Donny Friedman had stories to tell of his times with one or two of these--in the coat closet with the Siegel Twins, in the balcony of the Rugby Theater with Muriel Berlin, and one not-to-be-described experience with Becky Sharfstein where he claimed they “went all the way.”

Ellen Goodman began very much as a member of that much larger classification of girls; but, as the result of my fevered relentlessness and whatever she was desiring, wound up in a category of her own—my first love.

We met on Lonely Street. If not down at the end, for sure still there.

Ricky Traub’s girlfriend Margie had a new 45 RPM phonograph and I went over there to see it. Ricky told me that she also had Elvis’ latest, Heartbreak Hotel. I knew Blue Suede Shoes; but though I tried, that didn’t do it for me—I recognized his smutty appeal, but couldn’t get beyond the lyrics to the smut:

You can do anything,
But don’t you step on my blue suede shoes.


But to be in nubile Margie’s bedroom, to see her new record player, and to hear Elvis Presley there lured my out of my perpetual sick bed, I had pretty much recovered from a winter-long case of the grip, and I raced over there.

Where I heard Elvis in HiFi and saw Ricky and Margie grinding away at each other, pelvis to pelvis, dancing to that incredible song. And on Margie’s bed, almost buried in a froth of crinoline, was Ellen Goodman, who would before too long change my life.

Ricky and Margie had been going steady for about a month, the first of my friends to establish such a relationship. This meant that he gave her his ARISTA pin to make the arrangement official, they would assume they would go out together every Friday and Saturday night (he would not have to ask her for a “date” at least a week in advance), he would call her all other evenings during which time they would review the day’s events (“Did you see what that Sheila was wearing today? What a tramp”; “Can you believe it, Mr. Gatti taught his class all day with his fly open”; “My mother doesn’t want me to let my hair grow long. I don’t know what I’ll do. I feel like dying.”), and most important Ricky would be allowed to slip his hand under Margie’s brassiere without too many preliminaries.

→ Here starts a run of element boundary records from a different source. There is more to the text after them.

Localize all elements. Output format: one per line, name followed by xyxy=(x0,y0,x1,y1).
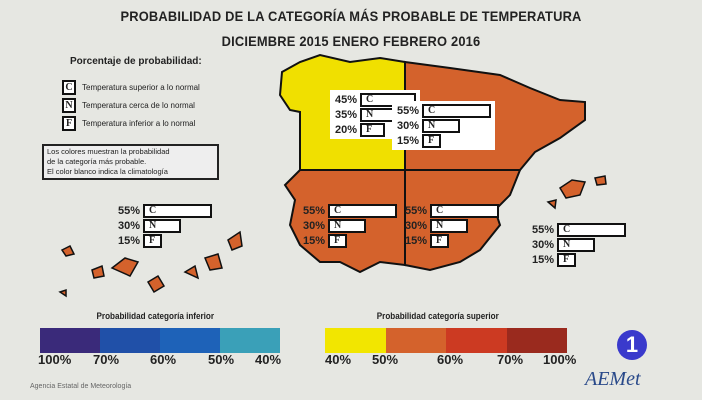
prob-value: 30% xyxy=(396,119,419,132)
prob-bar-F: F xyxy=(143,233,162,248)
prob-bar-F: F xyxy=(328,233,347,248)
scale-superior-title: Probabilidad categoría superior xyxy=(376,311,499,321)
prob-row-C: 55% C xyxy=(113,203,212,218)
scale-swatch xyxy=(446,328,507,353)
prob-bar-N: N xyxy=(557,237,595,252)
baleares xyxy=(546,175,607,210)
color-note: Los colores muestran la probabilidad de … xyxy=(42,144,219,180)
scale-label: 70% xyxy=(497,352,524,367)
prob-value: 35% xyxy=(334,108,357,121)
scale-swatch xyxy=(160,328,220,353)
prob-value: 30% xyxy=(404,219,427,232)
scale-inferior-title: Probabilidad categoría inferior xyxy=(96,311,215,321)
canarias xyxy=(58,230,243,298)
probability-box-noreste: 55% C 30% N 15% F xyxy=(392,101,495,150)
prob-row-F: 15% F xyxy=(392,133,491,148)
prob-bar-C: C xyxy=(422,103,491,118)
scale-label: 100% xyxy=(543,352,577,367)
prob-bar-F: F xyxy=(360,122,385,137)
prob-row-C: 55% C xyxy=(400,203,499,218)
channel-logo: 1 xyxy=(617,330,647,360)
prob-row-F: 15% F xyxy=(400,233,499,248)
scale-swatch xyxy=(220,328,280,353)
prob-bar-N: N xyxy=(328,218,366,233)
probability-box-sureste: 55% C 30% N 15% F xyxy=(400,203,499,248)
scale-label: 50% xyxy=(372,352,399,367)
prob-bar-F: F xyxy=(430,233,449,248)
prob-row-F: 15% F xyxy=(113,233,212,248)
legend-label: Temperatura cerca de lo normal xyxy=(82,101,195,110)
scale-label: 70% xyxy=(93,352,120,367)
aemet-logo: AEMet xyxy=(585,368,641,390)
prob-value: 55% xyxy=(302,204,325,217)
prob-value: 55% xyxy=(117,204,140,217)
scale-label: 60% xyxy=(150,352,177,367)
note-line: de la categoría más probable. xyxy=(47,157,147,166)
legend-item-c: C Temperatura superior a lo normal xyxy=(62,80,200,95)
prob-bar-F: F xyxy=(557,252,576,267)
scale-label: 100% xyxy=(38,352,72,367)
prob-row-F: 15% F xyxy=(298,233,397,248)
legend-key: N xyxy=(62,98,76,113)
probability-box-baleares: 55% C 30% N 15% F xyxy=(527,222,626,267)
map-subtitle: DICIEMBRE 2015 ENERO FEBRERO 2016 xyxy=(221,33,481,49)
prob-row-N: 30% N xyxy=(400,218,499,233)
prob-value: 30% xyxy=(302,219,325,232)
prob-row-N: 30% N xyxy=(113,218,212,233)
scale-label: 40% xyxy=(255,352,282,367)
prob-value: 55% xyxy=(404,204,427,217)
footer-credit: Agencia Estatal de Meteorología xyxy=(30,383,132,390)
scale-label: 60% xyxy=(437,352,464,367)
scale-superior xyxy=(325,328,567,353)
prob-row-N: 30% N xyxy=(298,218,397,233)
prob-row-C: 55% C xyxy=(298,203,397,218)
scale-swatch xyxy=(385,328,446,353)
prob-bar-C: C xyxy=(557,222,626,237)
prob-bar-C: C xyxy=(143,203,212,218)
scale-inferior xyxy=(40,328,280,353)
legend-key: C xyxy=(62,80,76,95)
probability-box-canarias: 55% C 30% N 15% F xyxy=(113,203,212,248)
prob-row-C: 45% C xyxy=(330,92,417,107)
prob-bar-N: N xyxy=(430,218,468,233)
prob-value: 30% xyxy=(117,219,140,232)
legend-item-n: N Temperatura cerca de lo normal xyxy=(62,98,195,113)
legend-label: Temperatura superior a lo normal xyxy=(82,83,200,92)
prob-bar-N: N xyxy=(143,218,181,233)
prob-row-C: 55% C xyxy=(527,222,626,237)
prob-value: 20% xyxy=(334,123,357,136)
legend-label: Temperatura inferior a lo normal xyxy=(82,119,196,128)
note-line: Los colores muestran la probabilidad xyxy=(47,147,170,156)
map-title: PROBABILIDAD DE LA CATEGORÍA MÁS PROBABL… xyxy=(120,8,582,24)
prob-bar-C: C xyxy=(328,203,397,218)
note-line: El color blanco indica la climatología xyxy=(47,167,168,176)
prob-row-C: 55% C xyxy=(392,103,491,118)
scale-swatch xyxy=(100,328,160,353)
legend-item-f: F Temperatura inferior a lo normal xyxy=(62,116,195,131)
legend-key: F xyxy=(62,116,76,131)
scale-label: 40% xyxy=(325,352,352,367)
prob-value: 45% xyxy=(334,93,357,106)
scale-swatch xyxy=(325,328,386,353)
prob-row-N: 30% N xyxy=(527,237,626,252)
prob-value: 55% xyxy=(531,223,554,236)
prob-bar-F: F xyxy=(422,133,441,148)
scale-swatch xyxy=(506,328,567,353)
prob-bar-N: N xyxy=(422,118,460,133)
prob-row-N: 30% N xyxy=(392,118,491,133)
prob-row-F: 15% F xyxy=(527,252,626,267)
probability-box-suroeste: 55% C 30% N 15% F xyxy=(298,203,397,248)
prob-value: 30% xyxy=(531,238,554,251)
prob-value: 15% xyxy=(396,134,419,147)
prob-value: 55% xyxy=(396,104,419,117)
prob-value: 15% xyxy=(531,253,554,266)
prob-row-F: 20% F xyxy=(330,122,416,137)
prob-value: 15% xyxy=(404,234,427,247)
prob-value: 15% xyxy=(302,234,325,247)
legend-title: Porcentaje de probabilidad: xyxy=(70,56,202,67)
prob-bar-C: C xyxy=(430,203,499,218)
scale-label: 50% xyxy=(208,352,235,367)
scale-swatch xyxy=(40,328,100,353)
prob-value: 15% xyxy=(117,234,140,247)
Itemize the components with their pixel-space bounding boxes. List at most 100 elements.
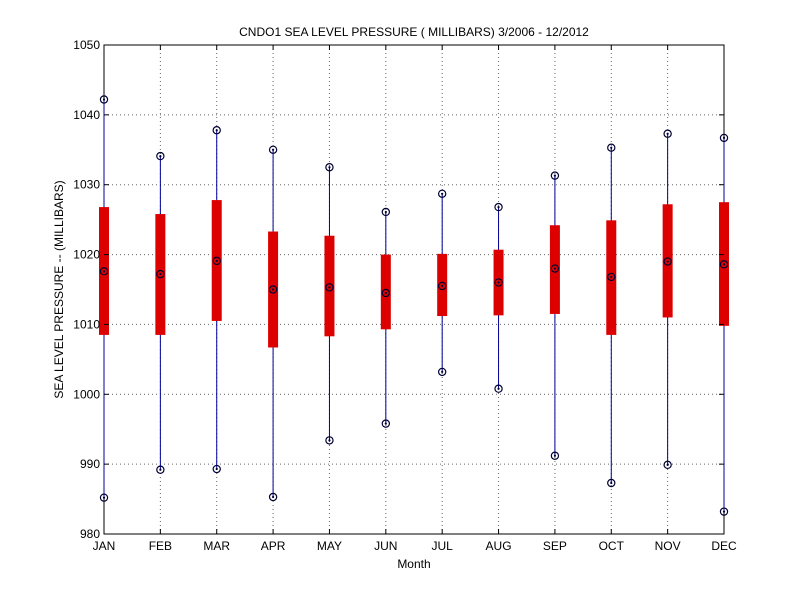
max-marker-dot [441, 192, 444, 195]
median-marker-dot [497, 281, 500, 284]
min-marker-dot [328, 439, 331, 442]
box-jun [380, 207, 391, 428]
median-marker-dot [102, 270, 106, 273]
min-marker [719, 507, 729, 516]
max-marker [437, 189, 447, 198]
median-marker [212, 256, 221, 266]
box-series [99, 95, 729, 516]
x-tick-label: MAR [203, 539, 230, 553]
y-tick-label: 980 [80, 527, 100, 541]
median-marker-dot [553, 267, 557, 270]
max-marker [607, 143, 616, 152]
box-feb [155, 151, 166, 474]
median-marker-dot [384, 291, 387, 295]
min-marker-dot [722, 510, 726, 513]
chart-title: CNDO1 SEA LEVEL PRESSURE ( MILLIBARS) 3/… [239, 25, 589, 39]
max-marker-dot [553, 174, 557, 177]
y-tick-label: 1010 [73, 317, 100, 331]
max-marker [156, 151, 165, 161]
max-marker [99, 95, 109, 104]
max-marker-dot [271, 148, 275, 151]
box-sep [549, 171, 560, 460]
median-marker-dot [441, 284, 444, 288]
x-tick-label: JUN [374, 539, 397, 553]
y-tick-label: 1000 [73, 387, 100, 401]
max-marker-dot [159, 154, 162, 158]
box-jul [437, 189, 448, 377]
median-marker-dot [159, 273, 162, 276]
min-marker [268, 492, 278, 502]
median-marker-dot [666, 260, 669, 263]
min-marker [381, 419, 391, 428]
max-marker [663, 129, 672, 138]
y-axis: 980 990 1000 1010 1020 1030 1040 1050 [73, 38, 724, 541]
min-marker [494, 384, 503, 393]
x-axis-label: Month [397, 557, 430, 571]
median-marker [325, 283, 334, 292]
max-marker [550, 171, 560, 180]
max-marker [719, 133, 729, 143]
min-marker [325, 436, 334, 445]
x-axis: JAN FEB MAR APR MAY JUN JUL AUG SEP OCT NOV DEC [93, 45, 737, 553]
median-marker [381, 288, 391, 298]
max-marker-dot [328, 166, 331, 169]
iqr-box [324, 235, 335, 337]
median-marker [607, 272, 616, 282]
max-marker-dot [384, 210, 387, 214]
min-marker [156, 465, 165, 474]
median-marker [99, 267, 109, 276]
box-aug [493, 202, 504, 393]
box-oct [606, 143, 617, 488]
x-tick-label: JUL [432, 539, 454, 553]
median-marker-dot [215, 259, 218, 262]
min-marker-dot [271, 495, 275, 499]
max-marker [494, 202, 503, 212]
max-marker [381, 207, 391, 217]
max-marker-dot [722, 136, 726, 140]
max-marker-dot [215, 129, 218, 132]
x-tick-label: SEP [543, 539, 567, 553]
box-apr [268, 145, 279, 502]
box-jan [99, 95, 109, 502]
median-marker-dot [722, 263, 726, 266]
x-tick-label: DEC [711, 539, 737, 553]
max-marker [268, 145, 278, 154]
y-axis-label: SEA LEVEL PRESSURE -- (MILLIBARS) [52, 180, 66, 398]
y-tick-label: 1050 [73, 38, 100, 52]
median-marker-dot [271, 288, 275, 291]
min-marker-dot [102, 496, 106, 499]
min-marker-dot [610, 481, 613, 485]
x-tick-label: OCT [599, 539, 625, 553]
median-marker [268, 285, 278, 294]
y-tick-label: 1040 [73, 108, 100, 122]
min-marker [663, 460, 672, 470]
min-marker-dot [159, 468, 162, 471]
min-marker [99, 493, 109, 502]
max-marker-dot [610, 146, 613, 149]
min-marker [550, 451, 560, 460]
max-marker-dot [102, 98, 106, 101]
max-marker-dot [497, 205, 500, 209]
min-marker-dot [384, 422, 387, 425]
x-tick-label: FEB [149, 539, 172, 553]
max-marker [325, 163, 334, 172]
x-tick-label: AUG [486, 539, 512, 553]
x-tick-label: JAN [93, 539, 116, 553]
median-marker [494, 278, 503, 287]
median-marker [156, 269, 165, 279]
median-marker [550, 264, 560, 273]
x-tick-label: APR [261, 539, 286, 553]
min-marker-dot [497, 387, 500, 390]
median-marker [663, 257, 672, 266]
max-marker [212, 126, 221, 135]
median-marker [437, 281, 447, 291]
min-marker-dot [215, 467, 218, 471]
median-marker [719, 260, 729, 269]
min-marker [437, 367, 447, 377]
min-marker [607, 478, 616, 488]
x-tick-label: NOV [655, 539, 681, 553]
box-mar [211, 126, 222, 474]
box-nov [662, 129, 673, 470]
y-tick-label: 1020 [73, 248, 100, 262]
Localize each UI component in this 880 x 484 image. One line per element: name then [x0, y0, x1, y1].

Ellen was Margie’s best friend. I had never met her. She lived on the other side of Brooklyn; up near the border with Queens. I had heard about her from Ricky who told me that she was cute and a good dancer and didn’t have a boyfriend. Though I was desperate for Margie, through Ricky, to introduce me to some of her girlfriends, Ellen didn’t seem like a realistic possibility since she lived so far away—at least two bus rides distance. And since I was the opposite of cute much less handsome (six-feet-two, only 140 pounds, and already sprouting a crop of pimples), I thought her cuteness would by definition rule me out of boyfriend contention.

In spite of this, when I saw her curled up on Margie’s bed, moving on the mattress to Elvis as only a good dancer could, I was smitten. Tortured soul that I was at such an early age (I was a prodigy in the field of unhappiness), smitten though I was, I was also nervous; because though I was attracted to the dancer part, I had two left feet and there was no way that at least one of them wouldn’t always be stepping on one of hers if we ever got onto a dance floor. However, I was hopeful because of the no boyfriend and very interested in the cute part because Ellen was just as advertised.

I knew from Ricky, who was obviously more advanced than I in these matters (just look at what he and Margie were up to), that it was essential to have a good opening line one when attempting to attract girls.

So I tried one of my best, to be more impressive even pulling myself up out of my usual slump, “Margie tells me you’re very good at Algebra.”

Still moving her hips to Elvis, she said, “Actually, it’s Geometry that I really love.”

“I haven’t taken that yet. I’m not sure I’ll like it.”

“Well, if you’re good at drawing or art it helps.”

“I’m not very good at that either,” quickly realizing that maybe this was not going well. How could I be impressing her if I was already managing to bore myself? And how, I am sure you are wondering, could something that began this pathetically lead to my lying naked with Ellen, under her parent’s day bed, just six months later?